Mindfulness Magic: Seeing the World as a Heathen
One of the things that seems to bind most of us Heathens together is the love of the natural world, in some way. (No doubt I’ll get an argument from someone who says that they don’t give a shit about nature.) However, I’d wager that some number of Heathens don’t have a close–dare I say intimate?– relationship with the natural world. (For those with minds in the gutter, I know where you went–forget it.)
I know, I know. You’re busy making a living. You live where you do because your family lives there. Or maybe you do get out in nature once in a while when you have time for a vacation. But, you live in a city, or the suburbs, where your world is surrounded by asphalt, concrete, steel, and glass. The closest to nature you get to every day is maybe the city park, or your neighbor’s manicured lawn.
I’m Not Discounting Your Efforts
Maybe you have a special tree in your yard; maybe you put an altar out there. Maybe you planted a garden. Maybe you hunt and fish. Maybe you took my advice and have unplugged for a portion of the day. Maybe you’ve made friends with the wights who live nearby. All these things are good. And yet, I’m not sure it’s enough. I’ll explain.
Your Ancestors Didn’t Evolve in Urbanized Settings
Our hominid ancestors were around some 6 million years before us. Homo sapiens, our current species, is about 200,000 years old. Civilization, as we know it, went back some 6000 years. That’s roughly 194,000 years when our species didn’t live in huge cities. Our ancestors were hunter-gatherers or lived in small villages. Agriculture started somewhere around 12,000 years ago with hunter-gatherers trying their hand at planting crops.
I bring this up because I want to show you how unnatural our current lifestyle is. We evolved being on the move and with nature, not sitting in a cubicle in an office building. Technically, even the agrarian lifestyle is unnatural to us, but less so. At least that lifestyle still had people close to nature.
It’s Not Natural
I grew up in a suburban setting. I hated every moment of it. I hated having neighbors around my home. When I was older and decided I no longer wanted to play suburbanite, I moved to the mountains. I’d like to say I had peace, but I had some evil neighbors. One died in a crack house on Christmas Eve from an overdose of heroin. Another actually broke into my home and stole stuff. (Got to love that.) Oddly, I wasn’t even in a bad neighborhood. Eventually I arrived where I live currently, where I have people at an arm’s length most of the time.
My work has had me travel to big cities like New York and Chicago. One of the biggest issues I had with those places is the noise. Sure, the denizens there are use to it, but not really. I could see it in their behavior that even if they didn’t consciously register the constant cacophony, their bodies did. Yes, they are stressed just by living there, and they don’t even know it.
Mindfulness
It sounds weird and new-agey, but some of not being part of the natural order comes from a complete lack of mindfulness. Most of the time we sit at our computers and type. Get in the car and drive someplace. Walk to work or school with our noses buried in our smartphones. Very seldom do we actually spend time and just observe what is going on around us. When we do, we’re often making judgements or thinking about other things, instead of just observing. When you strip away the so-called “monkey-mind,”–that is, the mind that is busy thinking about a thousand different things– and focus on one thing, you can actually start touching the true nature of the world.
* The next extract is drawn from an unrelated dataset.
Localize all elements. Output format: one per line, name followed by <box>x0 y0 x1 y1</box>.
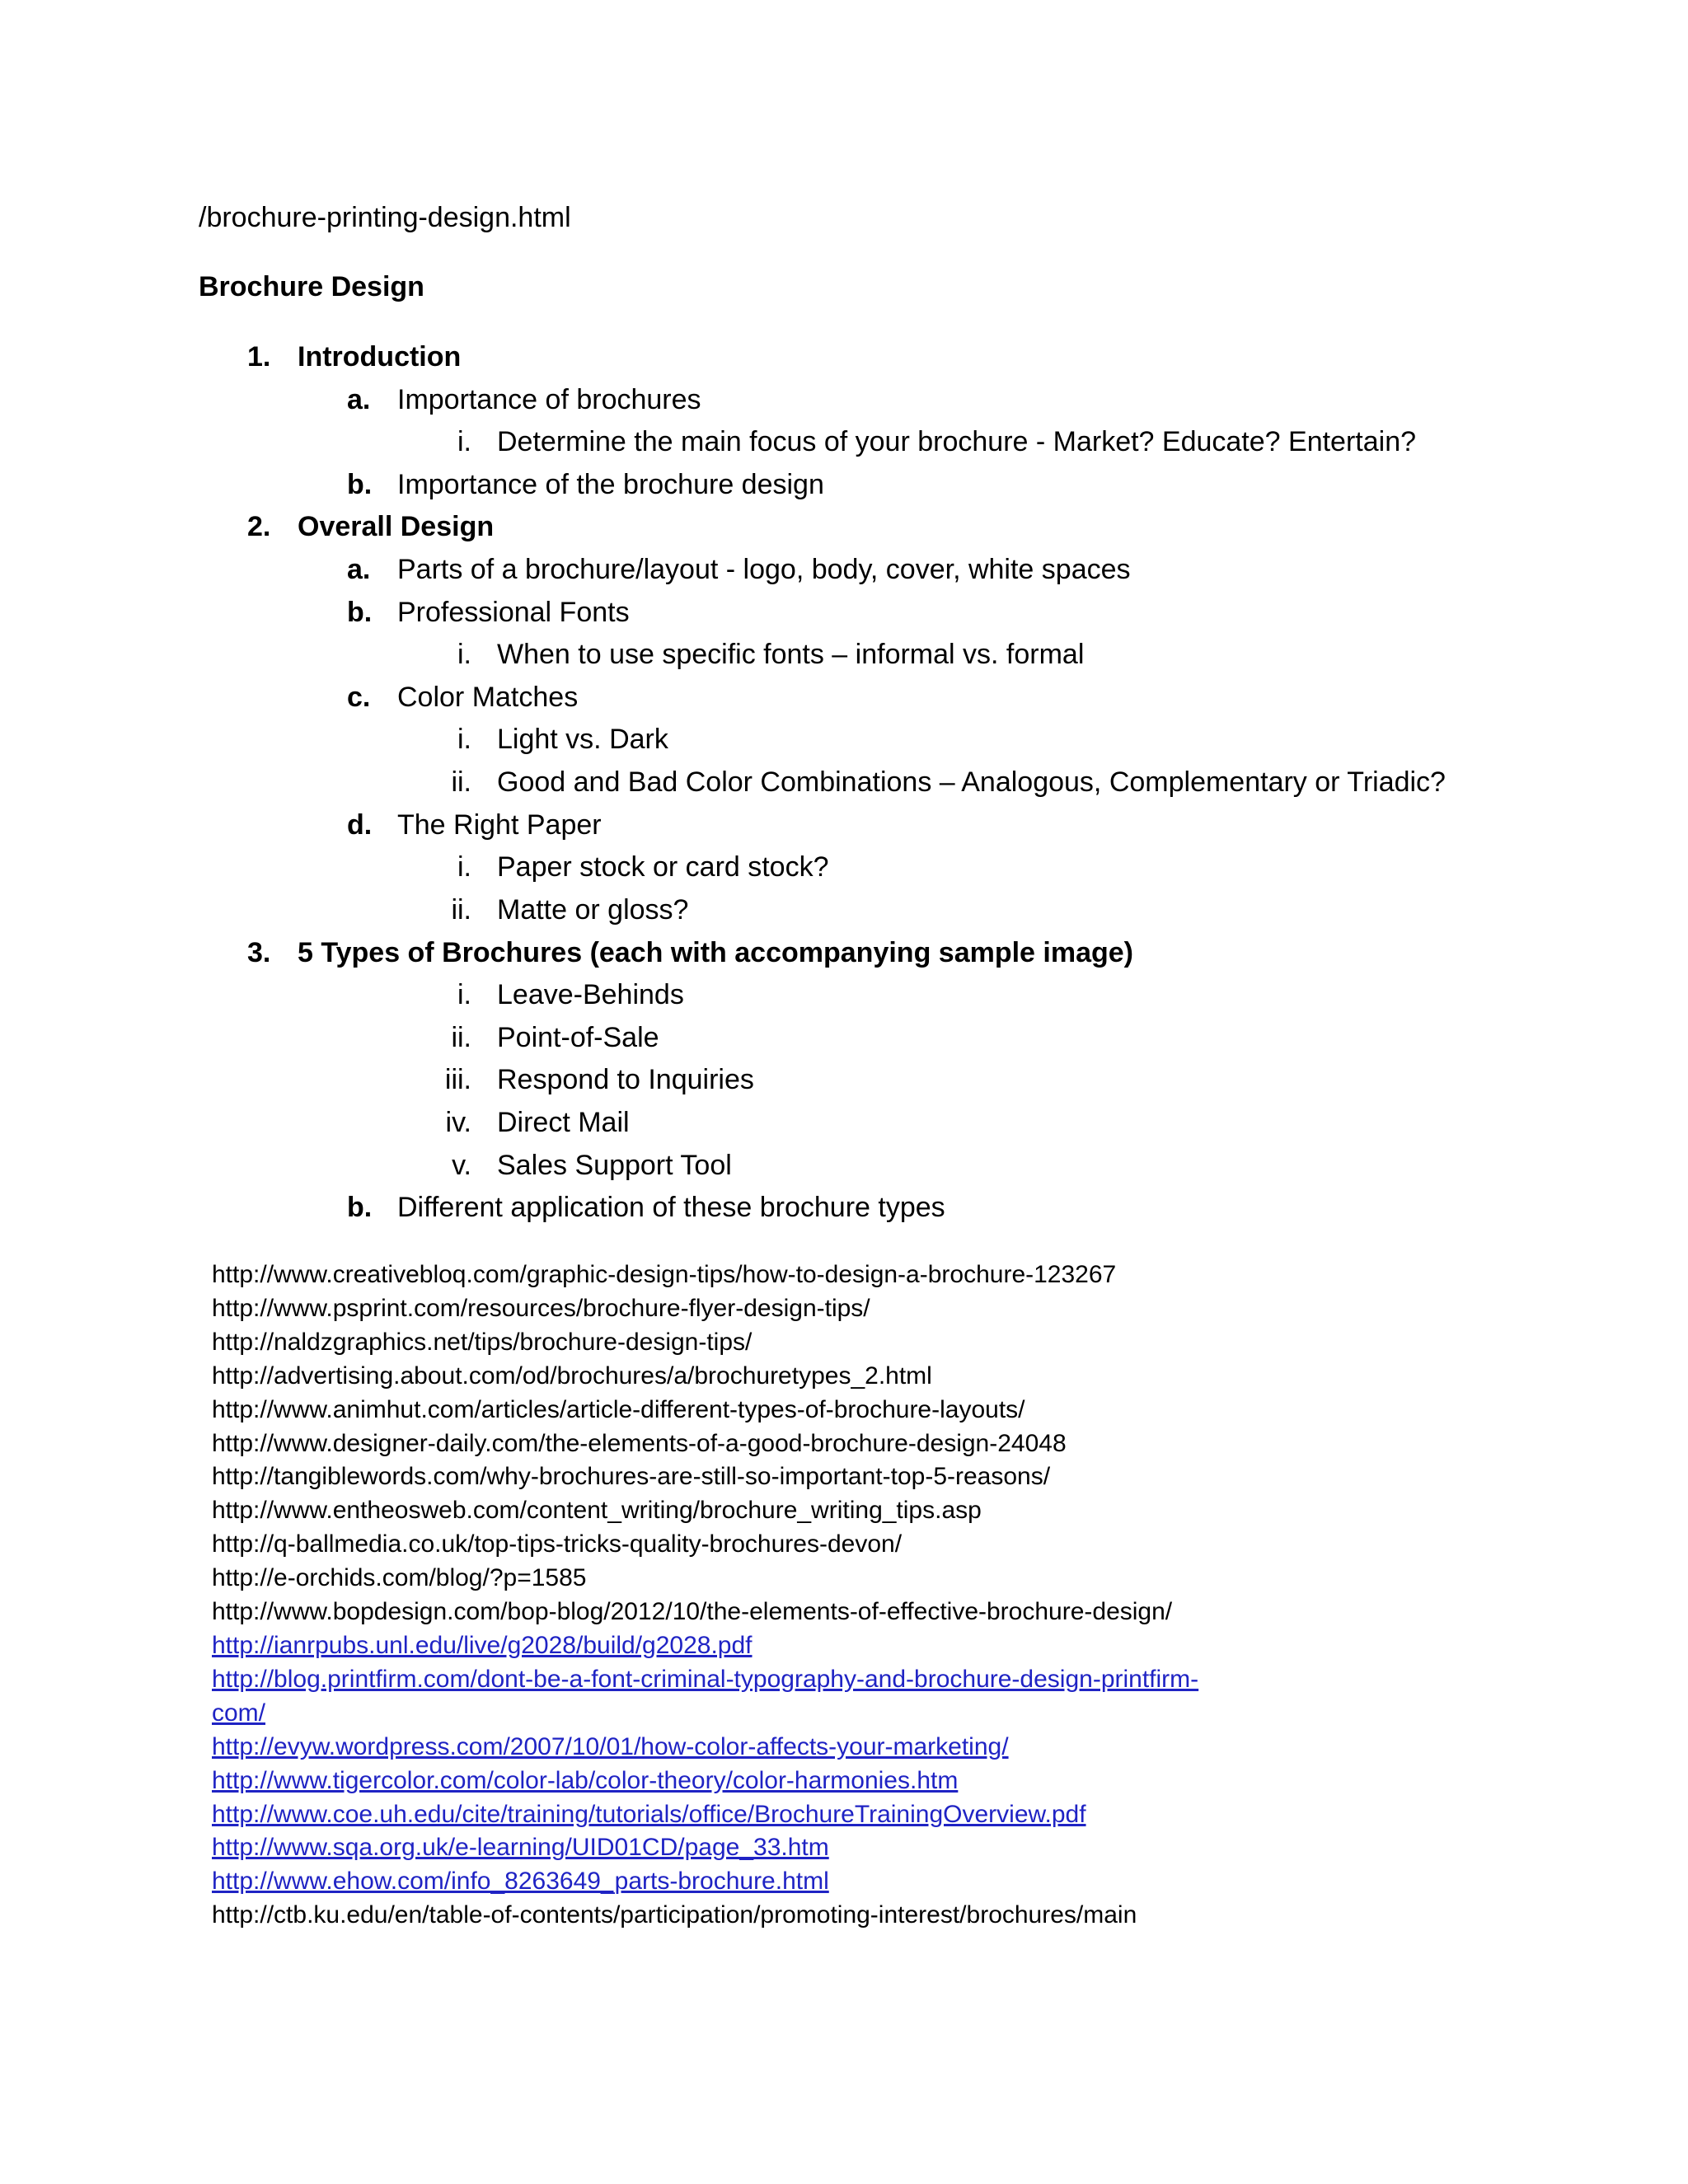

Try it sometime. When you’re outside, sit down and look around you. Empty your thoughts. Focus on something natural: a tree, a leaf, a blade of grass… Let your body relax and breathe slowly. At this point, you enter into a form of mediation. You let your thoughts exist but do not dwell on them. Remember, you are focused on the natural world.
When you are in this state, you will begin to become part of the natural order of things. The world will never look the same as it had before–you’ll see beyond the concrete, metal, and glass to something that is more alive and more vibrant. You’ll feel the world as a Heathen; seeing it for the first time as something beyond words.
Communicating with a Higher World
If you do this enough, at some point in your meditation you may experience supernatural beings because you’re receptive to them. It’s how I sometimes experience the gods. You may speak to wights, gods, or other denizens–all without psychotropic substances. And sometimes you’ll feel them even when you’re no longer mediating. It takes almost nothing to recover that sense of mindfulness once you get good at it.
I call this piece “mindfulness magic,” but in truth, I don’t believe in magic. I do, however, believe that the mind is a powerful thing and we can recover what we lost in the past 6000 years, I do hope you’ll let me know if you try it and where it leads for you. You may just touch more than that blade of grass.